Years ago, I lived in a village in England where the locals still spoke fondly of the retired family doctor and his maverick style of treating patients. When confronted by a patient who was depressed or just ‘down in the dumps’, he would unscrew a bottle of whisky and the two of them would drink it to the last dregs. The doctor didn’t always get home afterwards, and sometimes accidentally missed his driveway and drove instead into an adjacent ditch, where he would spend an hour or so until the grip of his therapy loosened.
He may not have known too much about drink and driving, or the adverse effects on his liver, but he knew something that the bright young things from med school didn’t.

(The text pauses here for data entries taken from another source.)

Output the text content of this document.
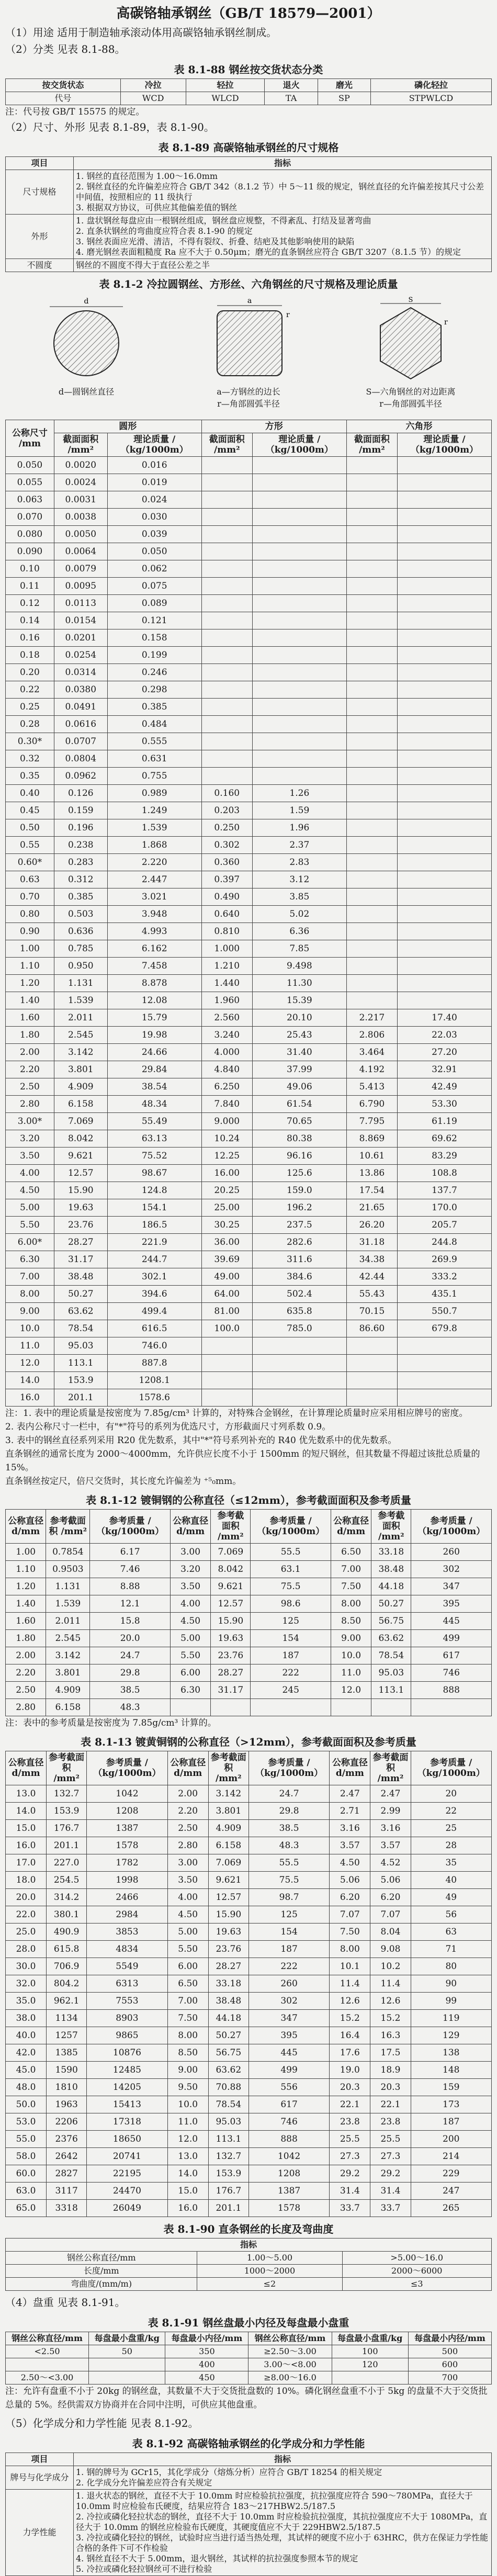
高碳铬轴承钢丝（GB/T 18579—2001）
（1）用途 适用于制造轴承滚动体用高碳铬轴承钢丝制成。
（2）分类 见表 8.1-88。
表 8.1-88 钢丝按交货状态分类
按交货状态	冷拉	轻拉	退火	磨光	磷化轻拉
代号	WCD	WLCD	TA	SP	STPWLCD
注：代号按 GB/T 15575 的规定。
（2）尺寸、外形 见表 8.1-89，表 8.1-90。
表 8.1-89 高碳铬轴承钢丝的尺寸规格
项目	指标
尺寸规格	1. 钢丝的直径范围为 1.00～16.0mm
2. 钢丝直径的允许偏差应符合 GB/T 342（8.1.2 节）中 5～11 级的规定，钢丝直径的允许偏差按其尺寸公差中间值，按照相应的 11 级执行
3. 根据双方协议，可供应其他偏差值的钢丝
外形	1. 盘状钢丝每盘应由一根钢丝组成，钢丝盘应规整，不得紊乱、打结及显著弯曲
2. 直条状钢丝的弯曲度应符合表 8.1-90 的规定
3. 钢丝表面应光滑、清洁，不得有裂纹、折叠、结疤及其他影响使用的缺陷
4. 磨光钢丝表面粗糙度 Ra 应不大于 0.50μm；磨光的直条钢丝应符合 GB/T 3207（8.1.5 节）的规定
不圆度	钢丝的不圆度不得大于直径公差之半
表 8.1-2 冷拉圆钢丝、方形丝、六角钢丝的尺寸规格及理论质量
d
d—圆钢丝直径
a
r
a—方钢丝的边长
r—角部圆弧半径
S
r
S—六角钢丝的对边距离
r—角部圆弧半径
公称尺寸 /mm	圆形		方形		六角形	
	截面面积 /mm²	理论质量 /（kg/1000m）	截面面积 /mm²	理论质量 /（kg/1000m）	截面面积 /mm²	理论质量 /（kg/1000m）
0.050	0.0020	0.016				
0.055	0.0024	0.019				
0.063	0.0031	0.024				
0.070	0.0038	0.030				
0.080	0.0050	0.039				
0.090	0.0064	0.050				
0.10	0.0079	0.062				
0.11	0.0095	0.075				
0.12	0.0113	0.089				
0.14	0.0154	0.121				
0.16	0.0201	0.158				
0.18	0.0254	0.199				
0.20	0.0314	0.246				
0.22	0.0380	0.298				
0.25	0.0491	0.385				
0.28	0.0616	0.484				
0.30*	0.0707	0.555				
0.32	0.0804	0.631				
0.35	0.0962	0.755				
0.40	0.126	0.989	0.160	1.26		
0.45	0.159	1.249	0.203	1.59		
0.50	0.196	1.539	0.250	1.96		
0.55	0.238	1.868	0.302	2.37		
0.60*	0.283	2.220	0.360	2.83		
0.63	0.312	2.447	0.397	3.12		
0.70	0.385	3.021	0.490	3.85		
0.80	0.503	3.948	0.640	5.02		
0.90	0.636	4.993	0.810	6.36		
1.00	0.785	6.162	1.000	7.85		
1.10	0.950	7.458	1.210	9.498		
1.20	1.131	8.878	1.440	11.30		
1.40	1.539	12.08	1.960	15.39		
1.60	2.011	15.79	2.560	20.10	2.217	17.40
1.80	2.545	19.98	3.240	25.43	2.806	22.03
2.00	3.142	24.66	4.000	31.40	3.464	27.20
2.20	3.801	29.84	4.840	37.99	4.192	32.91
2.50	4.909	38.54	6.250	49.06	5.413	42.49
2.80	6.158	48.34	7.840	61.54	6.790	53.30
3.00*	7.069	55.49	9.000	70.65	7.795	61.19
3.20	8.042	63.13	10.24	80.38	8.869	69.62
3.50	9.621	75.52	12.25	96.16	10.61	83.29
4.00	12.57	98.67	16.00	125.6	13.86	108.8
4.50	15.90	124.8	20.25	159.0	17.54	137.7
5.00	19.63	154.1	25.00	196.2	21.65	170.0
5.50	23.76	186.5	30.25	237.5	26.20	205.7
6.00*	28.27	221.9	36.00	282.6	31.18	244.8
6.30	31.17	244.7	39.69	311.6	34.38	269.9
7.00	38.48	302.1	49.00	384.6	42.44	333.2
8.00	50.27	394.6	64.00	502.4	55.43	435.1
9.00	63.62	499.4	81.00	635.8	70.15	550.7
10.0	78.54	616.5	100.0	785.0	86.60	679.8
11.0	95.03	746.0				
12.0	113.1	887.8				
14.0	153.9	1208.1				
16.0	201.1	1578.6				
注：1. 表中的理论质量是按密度为 7.85g/cm³ 计算的，对特殊合金钢丝，在计算理论质量时应采用相应牌号的密度。
2. 表内公称尺寸一栏中，有"*"符号的系列为优选尺寸，方形截面尺寸列系数 0.9。
3. 表中的钢丝直径系列采用 R20 优先数系，其中"*"符号系列补充的 R40 优先数系中的优先数系。
直条钢丝的通常长度为 2000～4000mm，允许供应长度不小于 1500mm 的短尺钢丝，但其数量不得超过该批总质量的 15%。
直条钢丝按定尺，倍尺交货时，其长度允许偏差为 ⁺⁵₀mm。
表 8.1-12 镀铜钢的公称直径（≤12mm），参考截面面积及参考质量
公称直径 d/mm	参考截面积 /mm²	参考质量 /（kg/1000m）	公称直径 d/mm	参考截面积 /mm²	参考质量 /（kg/1000m）	公称直径 d/mm	参考截面积 /mm²	参考质量 /（kg/1000m）
1.00	0.7854	6.17	3.00	7.069	55.5	6.50	33.18	260
1.10	0.9503	7.46	3.20	8.042	63.1	7.00	38.48	302
1.20	1.131	8.88	3.50	9.621	75.5	7.50	44.18	347
1.40	1.539	12.1	4.00	12.57	98.6	8.00	50.27	395
1.60	2.011	15.8	4.50	15.90	125	8.50	56.75	445
1.80	2.545	20.0	5.00	19.63	154	9.00	63.62	499
2.00	3.142	24.7	5.50	23.76	187	10.0	78.54	617
2.20	3.801	29.8	6.00	28.27	222	11.0	95.03	746
2.50	4.909	38.5	6.30	31.17	245	12.0	113.1	888
2.80	6.158	48.3						
注：表中的参考质量是按密度为 7.85g/cm³ 计算的。
表 8.1-13 镀黄铜钢的公称直径（>12mm），参考截面面积及参考质量
公称直径 d/mm	参考截面积 /mm²	参考质量 /（kg/1000m）	公称直径 d/mm	参考截面积 /mm²	参考质量 /（kg/1000m）	公称直径 d/mm	参考截面积 /mm²	参考质量 /（kg/1000m）
13.0	132.7	1042	2.00	3.142	24.7	2.47	2.47	20
14.0	153.9	1208	2.20	3.801	29.8	2.71	2.99	22
15.0	176.7	1387	2.50	4.909	38.5	3.16	3.16	25
16.0	201.1	1578	2.80	6.158	48.3	3.57	3.57	28
17.0	227.0	1782	3.00	7.069	55.5	4.50	4.52	35
18.0	254.5	1998	3.50	9.621	75.5	5.06	5.06	40
20.0	314.2	2466	4.00	12.57	98.7	6.20	6.20	49
22.0	380.1	2984	4.50	15.90	125	7.07	7.07	56
25.0	490.9	3853	5.00	19.63	154	7.50	8.04	63
28.0	615.8	4834	5.50	23.76	187	8.00	9.08	71
30.0	706.9	5549	6.00	28.27	222	10.1	10.2	80
32.0	804.2	6313	6.50	33.18	260	11.4	11.4	90
35.0	962.1	7553	7.00	38.48	302	12.6	12.6	99
38.0	1134	8903	7.50	44.18	347	15.2	15.2	119
40.0	1257	9865	8.00	50.27	395	16.4	16.3	129
42.0	1385	10876	8.50	56.75	445	17.6	17.5	138
45.0	1590	12485	9.00	63.62	499	19.0	18.9	148
48.0	1810	14205	9.50	70.88	556	20.3	20.3	159
50.0	1963	15413	10.0	78.54	617	22.1	22.1	173
53.0	2206	17318	11.0	95.03	746	23.8	23.8	187
55.0	2376	18650	12.0	113.1	888	25.5	25.5	200
58.0	2642	20741	13.0	132.7	1042	27.3	27.3	214
60.0	2827	22195	14.0	153.9	1208	29.2	29.2	229
63.0	3117	24470	15.0	176.7	1387	31.4	31.4	247
65.0	3318	26049	16.0	201.1	1578	33.7	33.7	265
表 8.1-90 直条钢丝的长度及弯曲度
指标		
钢丝公称直径/mm	1.00～5.00	>5.00～16.0
长度/mm	1000～2000	2000～6000
弯曲度/(mm/m)	≤2	≤3
（4）盘重 见表 8.1-91。
表 8.1-91 钢丝盘最小内径及每盘最小盘重
钢丝公称直径/mm	每盘最小盘重/kg	每盘最小内径/mm	钢丝公称直径/mm	每盘最小盘重/kg	每盘最小内径/mm
<2.50	50	350	≥2.50～3.00	100	500
		400	3.00～<8.00	120	600
2.50～<3.00		450	≥8.00～16.0		700
注：允许有盘重不小于 20kg 的钢丝盘，其数量不大于交货批盘数的 10%。磷化钢丝盘重不小于 5kg 的盘量不大于交货批总量的 5%。经供需双方协商并在合同中注明，可供应其他盘重。
（5）化学成分和力学性能 见表 8.1-92。
表 8.1-92 高碳铬轴承钢丝的化学成分和力学性能
项目	指标
牌号与化学成分	1. 钢的牌号为 GCr15，其化学成分（熔炼分析）应符合 GB/T 18254 的相关规定
2. 化学成分允许偏差应符合有关规定
力学性能	1. 退火状态的钢丝，直径不大于 10.0mm 时应检验抗拉强度，抗拉强度应符合 590～780MPa，直径大于 10.0mm 时应检验布氏硬度，结果应符合 183～217HBW2.5/187.5
2. 冷拉或磷化轻拉状态的钢丝，直径不大于 10.0mm 时应检验抗拉强度，其抗拉强度应不大于 1080MPa，直径大于 10.0mm 的钢丝应检验布氏硬度，其硬度值应不大于 229HBW2.5/187.5
3. 冷拉或磷化轻拉的钢丝，试验时应当进行适当热处理，其试样的硬度不应小于 63HRC，供方在保证力学性能合格的条件下可不作检验
4. 钢丝直径不大于 5.00mm，退火钢丝，其试样的抗拉强度参照本节的规定
5. 冷拉或磷化轻拉钢丝可不进行检验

Dr Whisky realized there was a link between our minds, emotions and our bodies. So it’s pleasing to see that today’s doctors are finally being taught about this vital connection. Practice notes on this very subject have recently appeared in the Journal of the American Medical Association, which reports on findings from scientists.
Linguists have discovered that expressions that use body parts to explain pain – such as ‘having a broken heart’ and ‘it’s like a kick in the guts’ – are found in virtually every language.
But the association isn’t just metaphorical. Our brain circuitry is structured in such a way that a stinging rebuke or insult can hurt as much as a twisted ankle.
The link may be stronger than we currently think, although doctors have recognized for several decades that physical pain and depression are intertwined. Up to 80 per cent of patients with depression first complain about some physical symptom, and don’t even realize that they are depressed.
Of course, being in a medical journal, the article then goes on about the wonderful opportunity this is for the pharmaceuticals to come up with a new generation of antidepressants. We reckon you’d be better off with Dr Whisky.